Razing of the US Embassy in Kosovo



US embassies have long been targets of dissatisfied nationalists and terrorists. Will the recent razing sit in the pantheon of historically significant embassy jackings and destructions? No.

What sets one incident apart from another has little to do with death counts or act of terrorism versus civilian uprising. Rather, an incident becomes important when foreign policy changes as a result. The declaration of Kosovo's independence is undoubtedly a significant event, though the bombing of the embassy is only auxiliary to that.

If we consider the 1979 takeover of the US embassy in Iran and the 1998 bombings in Dar Es Salaam and Nairobi, we see that foreign policy changed course. The 1979 incident precipitated the hostage crisis, Carter losing the election, and US realignment in the Middle East. The 1998 bombings were Al Qaeda's debut to the global stage. Although Clinton did little in response besides lobbing a cruise missile, the intelligence wheels began to turn and then with the events of 9-11, the past event gained significant notoriety.
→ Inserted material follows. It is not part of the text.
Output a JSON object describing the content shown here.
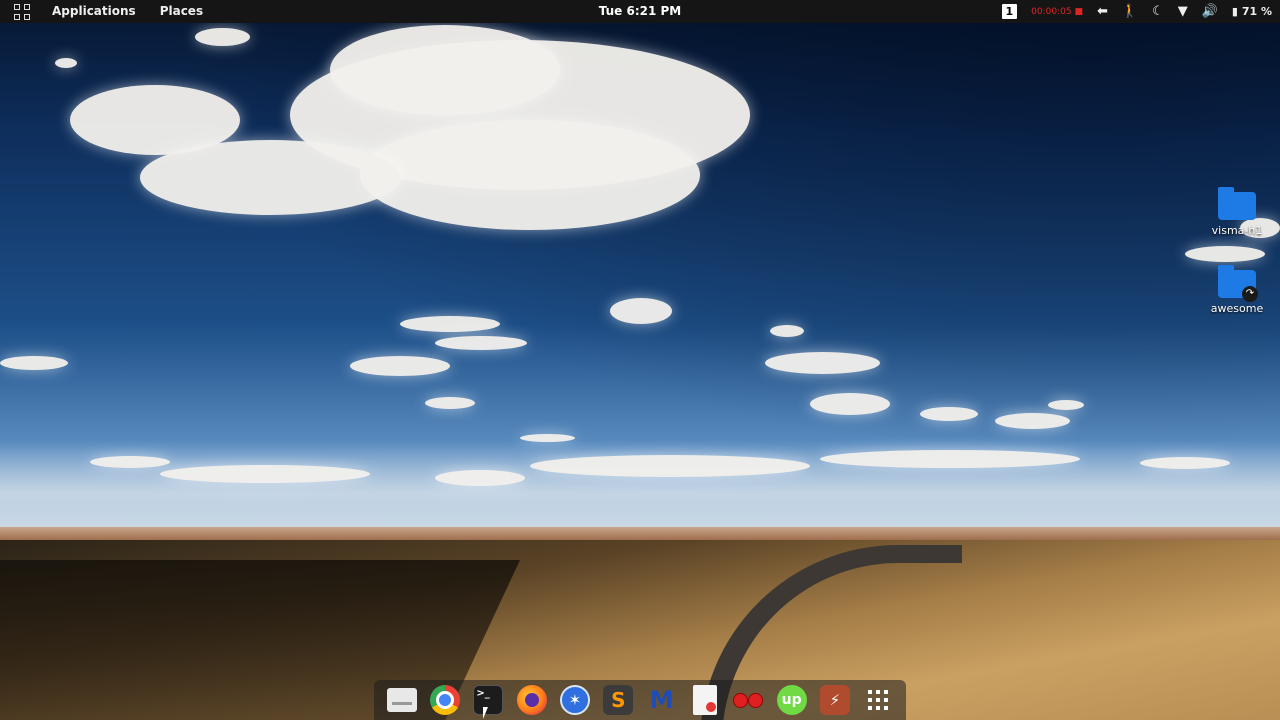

A lesser remembered incident is the 1983 bombing of military barracks in Beirut in which over 200 American Servicemen were killed. The reason for the lack of stature of the event, is that despite the huge death toll, little changed other than US troop being withdrawn from Lebanon.

The 1998 and 1983 bombings were acts of terrorism, whereas the 1979 event was organized mainly by students. An incident need not be an act of terrorism to go down in history.

Typical act of vandalism
The removal of personnel from the Kosovo embassy in anticipation of possible riots further demonstrates this was a run-of-the-mill act of civil disobedience. And the destruction of the nearby McDonalds, makes this look suspiciously like just a normalcase of anti-Americanism. Perhaps we need only look down the street to understand this incidents lack of staying power.